You don't always need to be a mage with a key to use Taoist arts. Just like some servants are not mages but can still use some amount of magecraft. And you can train to use it regardless of whether you are a human or a yokai or a god or a Xian. Sure if you obtain a key then you can access more juicy stuffs in the library cuz you are more trained and refined, but you can also obtain knowledge of how to use it from other places. So you have various things like Fangshi, Xian arts, Neidan, Philosophy Magecraft and even some concepts of Chinese martial arts seen with Li Shuwen based on the same principles of Taoism. Which one actually requires you to pull directly from the library using a membership key everytime you activate the spell is still not very clear tbh, since QSH pulls from the Fusang tree and Zhang Jiao got it from the book.

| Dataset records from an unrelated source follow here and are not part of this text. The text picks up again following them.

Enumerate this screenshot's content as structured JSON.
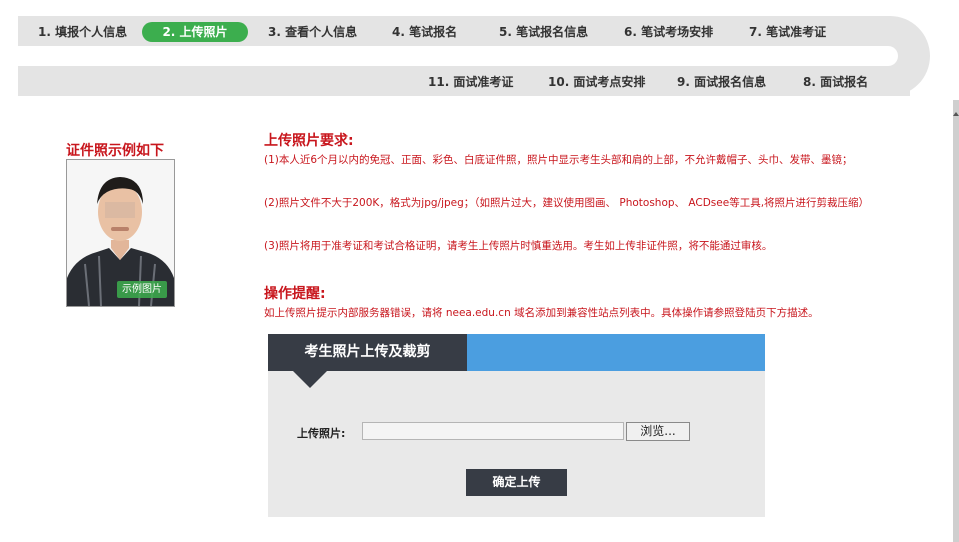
{
  "steps": {
    "row1": [
      {
        "label": "1. 填报个人信息",
        "active": false
      },
      {
        "label": "2. 上传照片",
        "active": true
      },
      {
        "label": "3. 查看个人信息",
        "active": false
      },
      {
        "label": "4. 笔试报名",
        "active": false
      },
      {
        "label": "5. 笔试报名信息",
        "active": false
      },
      {
        "label": "6. 笔试考场安排",
        "active": false
      },
      {
        "label": "7. 笔试准考证",
        "active": false
      }
    ],
    "row2": [
      {
        "label": "11. 面试准考证"
      },
      {
        "label": "10. 面试考点安排"
      },
      {
        "label": "9. 面试报名信息"
      },
      {
        "label": "8. 面试报名"
      }
    ],
    "active_color": "#3cae4e"
  },
  "sample": {
    "title": "证件照示例如下",
    "badge": "示例图片"
  },
  "requirements": {
    "title": "上传照片要求:",
    "items": [
      "(1)本人近6个月以内的免冠、正面、彩色、白底证件照，照片中显示考生头部和肩的上部，不允许戴帽子、头巾、发带、墨镜；",
      "(2)照片文件不大于200K，格式为jpg/jpeg；（如照片过大，建议使用图画、 Photoshop、 ACDsee等工具,将照片进行剪裁压缩）",
      "(3)照片将用于准考证和考试合格证明，请考生上传照片时慎重选用。考生如上传非证件照，将不能通过审核。"
    ],
    "color": "#c8161d"
  },
  "operation": {
    "title": "操作提醒:",
    "text": "如上传照片提示内部服务器错误，请将 neea.edu.cn 域名添加到兼容性站点列表中。具体操作请参照登陆页下方描述。"
  },
  "panel": {
    "tab_title": "考生照片上传及裁剪",
    "upload_label": "上传照片:",
    "input_value": "",
    "browse_label": "浏览...",
    "submit_label": "确定上传",
    "header_color": "#4b9ee0",
    "tab_color": "#373c45"
  }
}
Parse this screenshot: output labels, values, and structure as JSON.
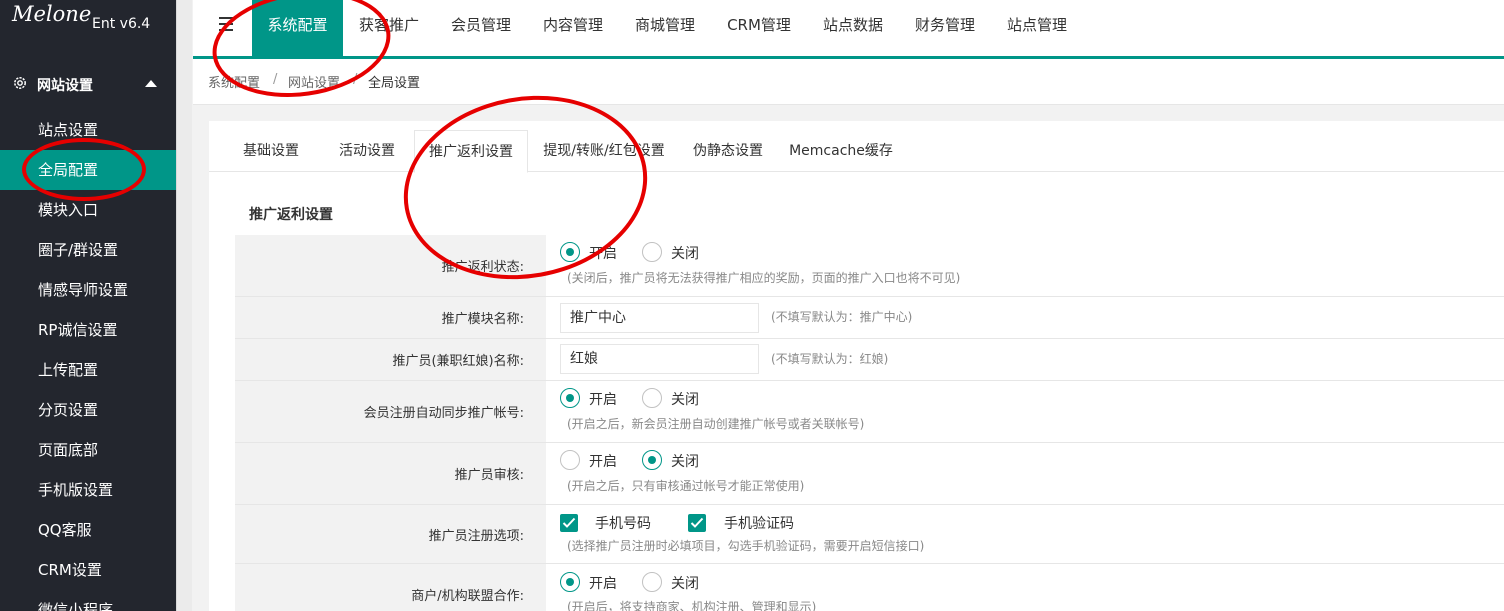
{
  "logo": {
    "script": "Melone",
    "version": "Ent v6.4"
  },
  "sidebar": {
    "group_label": "网站设置",
    "items": [
      {
        "label": "站点设置"
      },
      {
        "label": "全局配置",
        "active": true
      },
      {
        "label": "模块入口"
      },
      {
        "label": "圈子/群设置"
      },
      {
        "label": "情感导师设置"
      },
      {
        "label": "RP诚信设置"
      },
      {
        "label": "上传配置"
      },
      {
        "label": "分页设置"
      },
      {
        "label": "页面底部"
      },
      {
        "label": "手机版设置"
      },
      {
        "label": "QQ客服"
      },
      {
        "label": "CRM设置"
      },
      {
        "label": "微信小程序"
      }
    ]
  },
  "topnav": {
    "items": [
      {
        "label": "系统配置",
        "active": true
      },
      {
        "label": "获客推广"
      },
      {
        "label": "会员管理"
      },
      {
        "label": "内容管理"
      },
      {
        "label": "商城管理"
      },
      {
        "label": "CRM管理"
      },
      {
        "label": "站点数据"
      },
      {
        "label": "财务管理"
      },
      {
        "label": "站点管理"
      }
    ]
  },
  "breadcrumb": [
    "系统配置",
    "网站设置",
    "全局设置"
  ],
  "breadcrumb_sep": "/",
  "tabs": [
    {
      "label": "基础设置"
    },
    {
      "label": "活动设置"
    },
    {
      "label": "推广返利设置",
      "active": true
    },
    {
      "label": "提现/转账/红包设置"
    },
    {
      "label": "伪静态设置"
    },
    {
      "label": "Memcache缓存"
    }
  ],
  "section_title": "推广返利设置",
  "form": {
    "rebate_status": {
      "label": "推广返利状态:",
      "opt_on": "开启",
      "opt_off": "关闭",
      "selected": "开启",
      "hint": "(关闭后，推广员将无法获得推广相应的奖励，页面的推广入口也将不可见)"
    },
    "module_name": {
      "label": "推广模块名称:",
      "value": "推广中心",
      "hint": "(不填写默认为：推广中心)"
    },
    "promoter_name": {
      "label": "推广员(兼职红娘)名称:",
      "value": "红娘",
      "hint": "(不填写默认为：红娘)"
    },
    "auto_sync": {
      "label": "会员注册自动同步推广帐号:",
      "opt_on": "开启",
      "opt_off": "关闭",
      "selected": "开启",
      "hint": "(开启之后，新会员注册自动创建推广帐号或者关联帐号)"
    },
    "promoter_review": {
      "label": "推广员审核:",
      "opt_on": "开启",
      "opt_off": "关闭",
      "selected": "关闭",
      "hint": "(开启之后，只有审核通过帐号才能正常使用)"
    },
    "register_options": {
      "label": "推广员注册选项:",
      "opt_phone": "手机号码",
      "opt_code": "手机验证码",
      "phone_checked": true,
      "code_checked": true,
      "hint": "(选择推广员注册时必填项目，勾选手机验证码，需要开启短信接口)"
    },
    "merchant_alliance": {
      "label": "商户/机构联盟合作:",
      "opt_on": "开启",
      "opt_off": "关闭",
      "selected": "开启",
      "hint": "(开启后，将支持商家、机构注册、管理和显示)"
    }
  },
  "colors": {
    "accent": "#009688",
    "sidebar_bg": "#23262e",
    "annotation": "#e60000"
  }
}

So Fangshi=Taoist Arts=Philosophy Magecraft?
Taigong in Tunguska: Fangshi=Xian Arts
Xu Fu's profile: Fangshi = Tao Arts
Also Xu Fu's profile: Tao Arts is one kind of Philosophy Magecraft and Xu Fu's Philosophy Key is pretty restricted if she can only use that.
IRL logic: Xian Arts is a level above Tao Arts
So Fangshi covers both Xian and Tao, but it's unclear if it's synonimous with PM as a whole or if it also gets the "one kind" treatment.